WERNER ROHDE (1906-1990) Germany
Self-portrait 1926
Silver gelatin print, ebonized wood frame
Signed: Werner Rohde 1926 (pencil signature and date on back on photo); inv. 3RMG 1081.27
Photo: H: 6 13/16” x W: 4 15/16”
Framed: H: 16 5/16” x W: 14 3/8”
Price: $38,000
Werner Rohde’s visual play with the animate and inanimate draws him close to the aesthetics of the surrealists while maintaining a strong alignment with Germany’s new-vision avant-garde. Rohde experimented widely with double exposures, photomontage, perspective and dramatic lighting that reflected his interest in filmic effects. The son of a glass painter (a medium he would turn to later in life), Rohde took up photography during his studies at the Arts and Craft School in Halle. Like Kesting, Willy Zielke and Kretschmer, he participated in the 1929 ‘Film und foto’ exhibition in Stuttgart that remains one of the historical focal points for Germany’s new photographic vision. Despite this early recognition of his work, Rohde fell into obscurity after the war until the rediscovery of his photographs in the mid 1970s.
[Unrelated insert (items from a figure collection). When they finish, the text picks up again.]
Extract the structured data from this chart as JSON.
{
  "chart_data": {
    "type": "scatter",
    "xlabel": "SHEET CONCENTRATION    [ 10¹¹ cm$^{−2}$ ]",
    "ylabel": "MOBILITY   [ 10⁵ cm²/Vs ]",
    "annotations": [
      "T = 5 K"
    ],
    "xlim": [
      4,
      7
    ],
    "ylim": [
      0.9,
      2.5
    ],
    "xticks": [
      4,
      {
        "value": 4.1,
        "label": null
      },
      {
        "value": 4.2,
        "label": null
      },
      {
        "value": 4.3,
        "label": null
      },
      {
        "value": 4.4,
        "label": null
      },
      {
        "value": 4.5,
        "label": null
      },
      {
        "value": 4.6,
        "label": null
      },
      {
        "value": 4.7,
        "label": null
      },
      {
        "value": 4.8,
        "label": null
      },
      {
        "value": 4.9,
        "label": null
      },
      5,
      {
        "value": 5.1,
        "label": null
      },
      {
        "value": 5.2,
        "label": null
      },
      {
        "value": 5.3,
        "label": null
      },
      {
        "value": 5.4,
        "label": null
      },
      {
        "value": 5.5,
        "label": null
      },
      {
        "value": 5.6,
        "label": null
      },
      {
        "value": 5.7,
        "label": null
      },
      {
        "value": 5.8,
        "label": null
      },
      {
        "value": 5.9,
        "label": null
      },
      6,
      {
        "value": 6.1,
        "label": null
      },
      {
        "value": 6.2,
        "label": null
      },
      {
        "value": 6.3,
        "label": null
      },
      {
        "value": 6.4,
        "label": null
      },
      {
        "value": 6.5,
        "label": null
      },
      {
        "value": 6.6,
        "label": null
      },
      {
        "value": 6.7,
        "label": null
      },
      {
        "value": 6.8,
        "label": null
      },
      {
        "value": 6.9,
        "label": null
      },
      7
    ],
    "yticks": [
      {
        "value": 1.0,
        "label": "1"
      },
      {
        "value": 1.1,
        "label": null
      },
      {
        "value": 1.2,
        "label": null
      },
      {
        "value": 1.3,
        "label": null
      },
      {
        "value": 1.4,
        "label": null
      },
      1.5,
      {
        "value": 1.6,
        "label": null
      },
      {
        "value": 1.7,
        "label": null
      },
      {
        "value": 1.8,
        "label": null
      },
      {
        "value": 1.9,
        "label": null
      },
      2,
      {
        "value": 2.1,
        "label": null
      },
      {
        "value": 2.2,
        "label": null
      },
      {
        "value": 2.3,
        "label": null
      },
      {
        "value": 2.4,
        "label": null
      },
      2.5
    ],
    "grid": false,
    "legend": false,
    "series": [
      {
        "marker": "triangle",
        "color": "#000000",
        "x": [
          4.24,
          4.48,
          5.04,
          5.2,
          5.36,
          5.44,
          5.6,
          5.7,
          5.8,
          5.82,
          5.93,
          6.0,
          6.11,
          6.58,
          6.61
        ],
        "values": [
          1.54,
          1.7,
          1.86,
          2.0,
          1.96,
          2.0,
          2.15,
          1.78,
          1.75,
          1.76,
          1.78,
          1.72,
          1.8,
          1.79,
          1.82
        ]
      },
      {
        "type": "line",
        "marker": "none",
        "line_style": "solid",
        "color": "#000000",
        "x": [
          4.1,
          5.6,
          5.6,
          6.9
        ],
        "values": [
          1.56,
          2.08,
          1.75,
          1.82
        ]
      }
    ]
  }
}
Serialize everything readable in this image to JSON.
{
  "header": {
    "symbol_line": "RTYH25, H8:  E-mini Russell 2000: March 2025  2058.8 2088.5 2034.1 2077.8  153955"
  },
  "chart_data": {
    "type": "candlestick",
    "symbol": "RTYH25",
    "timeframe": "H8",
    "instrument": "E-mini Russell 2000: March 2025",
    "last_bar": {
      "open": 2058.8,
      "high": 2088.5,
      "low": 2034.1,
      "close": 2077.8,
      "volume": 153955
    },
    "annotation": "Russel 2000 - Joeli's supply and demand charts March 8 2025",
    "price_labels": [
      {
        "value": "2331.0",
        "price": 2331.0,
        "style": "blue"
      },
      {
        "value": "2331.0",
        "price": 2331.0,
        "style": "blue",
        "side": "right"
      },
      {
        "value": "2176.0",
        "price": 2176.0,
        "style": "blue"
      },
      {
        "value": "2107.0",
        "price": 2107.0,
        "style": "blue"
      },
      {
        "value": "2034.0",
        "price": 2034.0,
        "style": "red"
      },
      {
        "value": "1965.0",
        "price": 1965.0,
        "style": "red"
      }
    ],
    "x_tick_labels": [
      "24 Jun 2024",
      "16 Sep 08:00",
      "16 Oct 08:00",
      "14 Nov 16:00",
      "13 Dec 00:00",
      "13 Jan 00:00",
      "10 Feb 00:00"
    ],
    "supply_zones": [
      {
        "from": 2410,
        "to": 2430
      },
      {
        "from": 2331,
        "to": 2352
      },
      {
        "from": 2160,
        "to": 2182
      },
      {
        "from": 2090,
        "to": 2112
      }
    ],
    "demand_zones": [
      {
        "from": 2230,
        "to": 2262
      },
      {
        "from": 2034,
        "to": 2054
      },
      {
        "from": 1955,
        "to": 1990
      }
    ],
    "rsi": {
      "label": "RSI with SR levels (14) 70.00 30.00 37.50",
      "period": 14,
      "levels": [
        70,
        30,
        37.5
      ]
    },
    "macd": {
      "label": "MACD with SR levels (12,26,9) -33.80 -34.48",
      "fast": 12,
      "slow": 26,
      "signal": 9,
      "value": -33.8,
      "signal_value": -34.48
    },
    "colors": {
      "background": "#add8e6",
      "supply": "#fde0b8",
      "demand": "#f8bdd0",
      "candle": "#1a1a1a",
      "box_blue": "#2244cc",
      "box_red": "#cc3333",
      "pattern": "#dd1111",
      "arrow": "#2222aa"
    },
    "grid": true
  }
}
Rohde’s fascination with the play between life and lifeless, animate and inanimate, has strong reverberations with surrealism. Masks, mannequins and paper models were used in his photographs to illuminate the uncanny. They were also employed in his self-portraiture in which he mimicked his idol Charlie Chaplin. These techniques of visual illusion provided a mnemonic tool for the images of his wife in which she is posed and photographed to resemble a doll or mannequin. In the act of art imitating life, ‘Wachspuppenkopf’ is uncanny in its mimicry of the human form with realistic teeth, eyes, skin and even the unusual detail of small wrinkles under the eyes. The downward angle, lighting and odd doubling of the neckline utilizes standard surrealist methods to infer life and movement.